In certain cases materials subjected to cyclical loads break also if their yield strength was never reached during service; this phenomenon is known as "fatigue".
The life span of a mechanical component subjected to cyclic loada depends in general on the following main factors:
- Material used to manufacture the component
- Type and value of operational stress
- GShape of component, and in particular presence of stress raisers(notches)
- Operational environment (more or less aggressive)
- Surface condition (roughness, surface stresses if any)
- Frequency of loading cycle.
- The recent approach to the problem of fatigue distinguishes the subject in a first phase of incubation of the fatigue crack and a second phase of propagation of the crack, and concentrate on the latter.
The classical approach is based on the number of loading cycles required to reach fracture of a standard test piece, and brought in the past to define, for some families of materials (hardening and tempering steels) the concept of "fatigue limit".
US definitions, drawn from MIL-HDBK-5, are used.
- Maximum stress Smax: maximum value of stress reached during fatigue cycle
- Minimum stress Smin: minimum (algebraic) value of stress reached during fatigue cycle
- Stress ratio R = Smin/Smax; in detail R=-1 for alternatinng stress and R=0 for pulsing stress
- Cycles to failure N: number of fatigue cycles at which the rupture of the test piece happens; in many cases in the fatigue plots instead than the value of N the relevant decimal logarithm is shown.
- Notch factor or stress intensity factor Kt: factor by which the local mean stress is intensified due to presence of notches; for unnotched test pieces Kt=1
- Crack propagation rate da/dN, where 2a is the crack length at a certain moment of the propagation phase.
- Stress Intensity Factor Range Δ K = Y (Smax - Smin) √a, where Y is a numerical constant and a the crack length
In general the fatigue properties of a material are determined experimentally on test pieces and shown as plots in form of
Fatigue curves (diagrams Smax versus N or versus log(N)), that show the number of cycles to rupture versus the maximum stress; these plots should report the type of stress applied (tensile, bending, etc.), the stress intensity factor, the stress ratio, the test environment, (if different from air in normal conditions of temperature and relative humidity), the frequency of application of load (if different from those normally used for testing, for which the experimental values are deemed not to be influenced by frequency) and, for aluminium alloys and other non isotropic materials, the metallurgical direction.

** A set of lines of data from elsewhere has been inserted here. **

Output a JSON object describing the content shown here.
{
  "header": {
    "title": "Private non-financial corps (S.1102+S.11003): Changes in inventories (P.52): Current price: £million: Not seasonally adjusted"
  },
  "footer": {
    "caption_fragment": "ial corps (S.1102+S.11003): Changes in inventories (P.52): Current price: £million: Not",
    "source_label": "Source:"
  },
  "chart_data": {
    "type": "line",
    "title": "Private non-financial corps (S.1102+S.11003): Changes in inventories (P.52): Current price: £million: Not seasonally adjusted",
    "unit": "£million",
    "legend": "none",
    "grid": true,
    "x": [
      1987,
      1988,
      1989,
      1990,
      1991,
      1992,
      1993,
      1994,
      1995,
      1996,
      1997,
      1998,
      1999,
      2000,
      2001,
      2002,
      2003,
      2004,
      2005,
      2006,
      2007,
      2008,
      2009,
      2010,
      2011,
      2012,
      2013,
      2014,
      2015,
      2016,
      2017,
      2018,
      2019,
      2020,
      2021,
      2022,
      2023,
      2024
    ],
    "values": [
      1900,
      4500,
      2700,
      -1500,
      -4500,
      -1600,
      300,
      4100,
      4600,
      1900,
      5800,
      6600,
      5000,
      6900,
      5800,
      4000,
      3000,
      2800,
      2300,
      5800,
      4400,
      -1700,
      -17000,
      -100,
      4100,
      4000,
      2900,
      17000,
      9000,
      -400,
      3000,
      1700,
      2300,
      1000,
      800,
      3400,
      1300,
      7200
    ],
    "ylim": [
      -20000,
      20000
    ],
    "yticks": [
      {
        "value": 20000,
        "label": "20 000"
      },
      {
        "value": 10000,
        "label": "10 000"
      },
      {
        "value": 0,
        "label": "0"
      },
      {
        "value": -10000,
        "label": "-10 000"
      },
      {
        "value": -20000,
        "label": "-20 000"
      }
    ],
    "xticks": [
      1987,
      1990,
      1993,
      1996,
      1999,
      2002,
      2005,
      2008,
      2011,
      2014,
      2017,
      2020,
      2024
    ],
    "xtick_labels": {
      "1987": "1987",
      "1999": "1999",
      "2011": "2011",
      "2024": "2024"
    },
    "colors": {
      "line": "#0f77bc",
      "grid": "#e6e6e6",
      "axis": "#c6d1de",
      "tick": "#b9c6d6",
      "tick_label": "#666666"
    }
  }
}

Crack propagation diagrams (diagrams da/dN versus Δ K), showing the speed at which the crack propagates as a function of level of applied stress.

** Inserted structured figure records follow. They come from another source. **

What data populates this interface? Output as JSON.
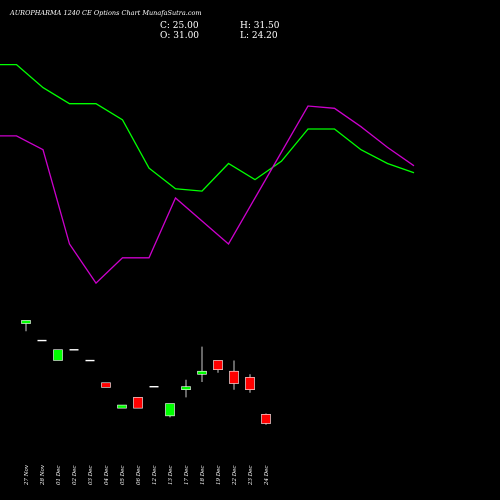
{
  "chart_data": {
    "type": "candlestick",
    "title": "AUROPHARMA 1240  CE Options  Chart MunafaSutra.com",
    "stats": {
      "close": "C: 25.00",
      "high": "H: 31.50",
      "open": "O: 31.00",
      "low": "L: 24.20"
    },
    "price_range": [
      0,
      130
    ],
    "candles": [
      {
        "date": "27 Nov",
        "open": 90.0,
        "high": 92.0,
        "low": 85.0,
        "close": 92.0
      },
      {
        "date": "28 Nov",
        "open": 79.0,
        "high": 79.0,
        "low": 79.0,
        "close": 79.0
      },
      {
        "date": "01 Dec",
        "open": 66.0,
        "high": 73.0,
        "low": 66.0,
        "close": 73.0
      },
      {
        "date": "02 Dec",
        "open": 73.0,
        "high": 73.0,
        "low": 73.0,
        "close": 73.0
      },
      {
        "date": "03 Dec",
        "open": 66.0,
        "high": 66.0,
        "low": 66.0,
        "close": 66.0
      },
      {
        "date": "04 Dec",
        "open": 51.5,
        "high": 51.5,
        "low": 48.5,
        "close": 48.5
      },
      {
        "date": "05 Dec",
        "open": 35.0,
        "high": 37.0,
        "low": 35.0,
        "close": 37.0
      },
      {
        "date": "06 Dec",
        "open": 42.0,
        "high": 42.0,
        "low": 35.0,
        "close": 35.0
      },
      {
        "date": "12 Dec",
        "open": 49.0,
        "high": 49.0,
        "low": 49.0,
        "close": 49.0
      },
      {
        "date": "13 Dec",
        "open": 30.0,
        "high": 38.0,
        "low": 29.0,
        "close": 38.0
      },
      {
        "date": "17 Dec",
        "open": 47.0,
        "high": 53.5,
        "low": 42.0,
        "close": 49.0
      },
      {
        "date": "18 Dec",
        "open": 57.0,
        "high": 75.0,
        "low": 52.0,
        "close": 59.0
      },
      {
        "date": "19 Dec",
        "open": 66.0,
        "high": 66.0,
        "low": 58.0,
        "close": 60.0
      },
      {
        "date": "22 Dec",
        "open": 59.0,
        "high": 66.0,
        "low": 47.0,
        "close": 51.0
      },
      {
        "date": "23 Dec",
        "open": 55.0,
        "high": 57.0,
        "low": 45.0,
        "close": 47.0
      },
      {
        "date": "24 Dec",
        "open": 31.0,
        "high": 31.5,
        "low": 24.2,
        "close": 25.0
      }
    ],
    "bands": [
      {
        "color": "#00ff00",
        "values": [
          198,
          198,
          188,
          181,
          181,
          174,
          153,
          144,
          143,
          155,
          148,
          156,
          170,
          170,
          161,
          155,
          151
        ]
      },
      {
        "color": "#cc00cc",
        "values": [
          167,
          167,
          161,
          120,
          103,
          114,
          114,
          140,
          130,
          120,
          140,
          160,
          180,
          179,
          171,
          162,
          154
        ]
      }
    ],
    "up_color": "#00ff00",
    "down_color": "#ff0000",
    "grid": false
  }
}
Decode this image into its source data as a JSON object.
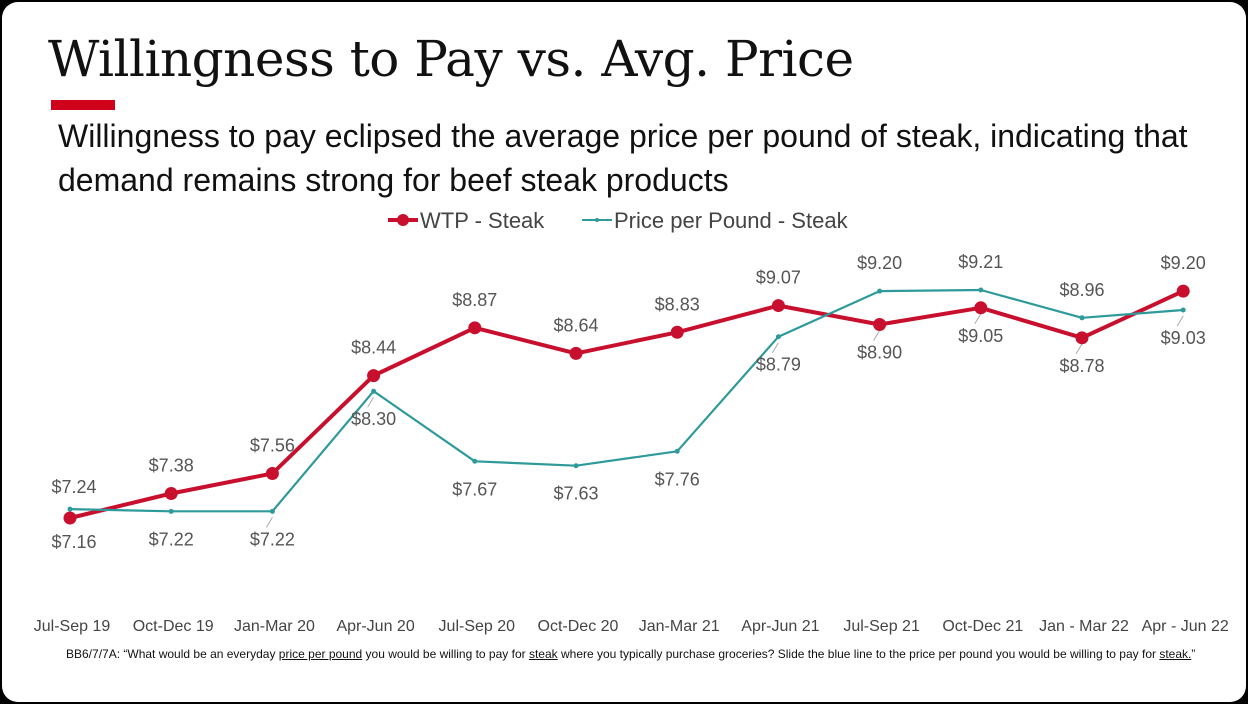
{
  "slide": {
    "title": "Willingness to Pay vs. Avg. Price",
    "subtitle": "Willingness to pay eclipsed the average price per pound of steak, indicating that demand remains strong for beef steak products",
    "accent_color": "#d0021b"
  },
  "chart_data": {
    "type": "line",
    "categories": [
      "Jul-Sep 19",
      "Oct-Dec 19",
      "Jan-Mar 20",
      "Apr-Jun 20",
      "Jul-Sep 20",
      "Oct-Dec 20",
      "Jan-Mar 21",
      "Apr-Jun 21",
      "Jul-Sep 21",
      "Oct-Dec 21",
      "Jan - Mar 22",
      "Apr - Jun 22"
    ],
    "series": [
      {
        "name": "WTP - Steak",
        "color": "#c8102e",
        "values": [
          7.16,
          7.38,
          7.56,
          8.44,
          8.87,
          8.64,
          8.83,
          9.07,
          8.9,
          9.05,
          8.78,
          9.2
        ],
        "labels": [
          "$7.16",
          "$7.38",
          "$7.56",
          "$8.44",
          "$8.87",
          "$8.64",
          "$8.83",
          "$9.07",
          "$8.90",
          "$9.05",
          "$8.78",
          "$9.20"
        ],
        "label_pos": [
          "below",
          "above",
          "above",
          "above",
          "above",
          "above",
          "above",
          "above",
          "below",
          "below",
          "below",
          "above"
        ]
      },
      {
        "name": "Price per Pound - Steak",
        "color": "#2e9a9a",
        "values": [
          7.24,
          7.22,
          7.22,
          8.3,
          7.67,
          7.63,
          7.76,
          8.79,
          9.2,
          9.21,
          8.96,
          9.03
        ],
        "labels": [
          "$7.24",
          "$7.22",
          "$7.22",
          "$8.30",
          "$7.67",
          "$7.63",
          "$7.76",
          "$8.79",
          "$9.20",
          "$9.21",
          "$8.96",
          "$9.03"
        ],
        "label_pos": [
          "above",
          "below",
          "below",
          "below",
          "below",
          "below",
          "below",
          "below",
          "above",
          "above",
          "above",
          "below"
        ]
      }
    ],
    "legend_position": "top-center",
    "grid": false,
    "y_axis_visible": false
  },
  "footnote": {
    "prefix": "BB6/7/7A: “What would be an everyday ",
    "u1": "price per pound",
    "mid1": " you would be willing to pay for ",
    "u2": "steak",
    "mid2": " where you typically purchase groceries? Slide the blue line to the price per pound you would be willing to pay for ",
    "u3": "steak.",
    "suffix": "”"
  }
}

The mechanical components contain in general abrupt changes in sections, holes, fillets, grooves that, under load, produce locally stress levels higher than the average stress levels computed on the basis of the nominal cross section.
Such local stresses depend on the shape of the part and the type of material.
The geometrical stress intensity factor or notch factor Kt is defined as the ratio of the local maximum stress and the average stress referred to the nominal cross section; the value of this factor can be drawn from the relevant manuals, or experimentally by use of photoelastic analysis, or using brittle lacquers, or with finite elements computing techniques.
As an example the data for a cylindrical part stressed in tension are shown.
For the design of a fatigue stressed part the following should be considered:
Selection of material: some aluminium alloys, specially those typical of aerospace, have been detailed investigated for fatigue, and the relevant data are available in bibliography. In general the alloys with the higher static allowables show the best fatigue properties.
Shape of part: particular care shall be given to stress raisers, in particular sharp corners and sharp slots shall be avoided wherever possible.
Surface conditions: the data of the fatigue curves are generally drawn out of test pieces ground with fine sand paper; rough finishing decreases consistently fatigue strength; the same as far as deep scratches and notches are involved. In the most critical cases local treatments of pre-compression of surfaces (shot peening or cold rolling) can be applied.
Surface protection: shall be adequate to the operating environment of the component, since possible corrosive attack can start building of fatigue cracks; pay attention that, specially for low cycle fatigue, anodising (and particularly hard anodising) reduces fatigue strength.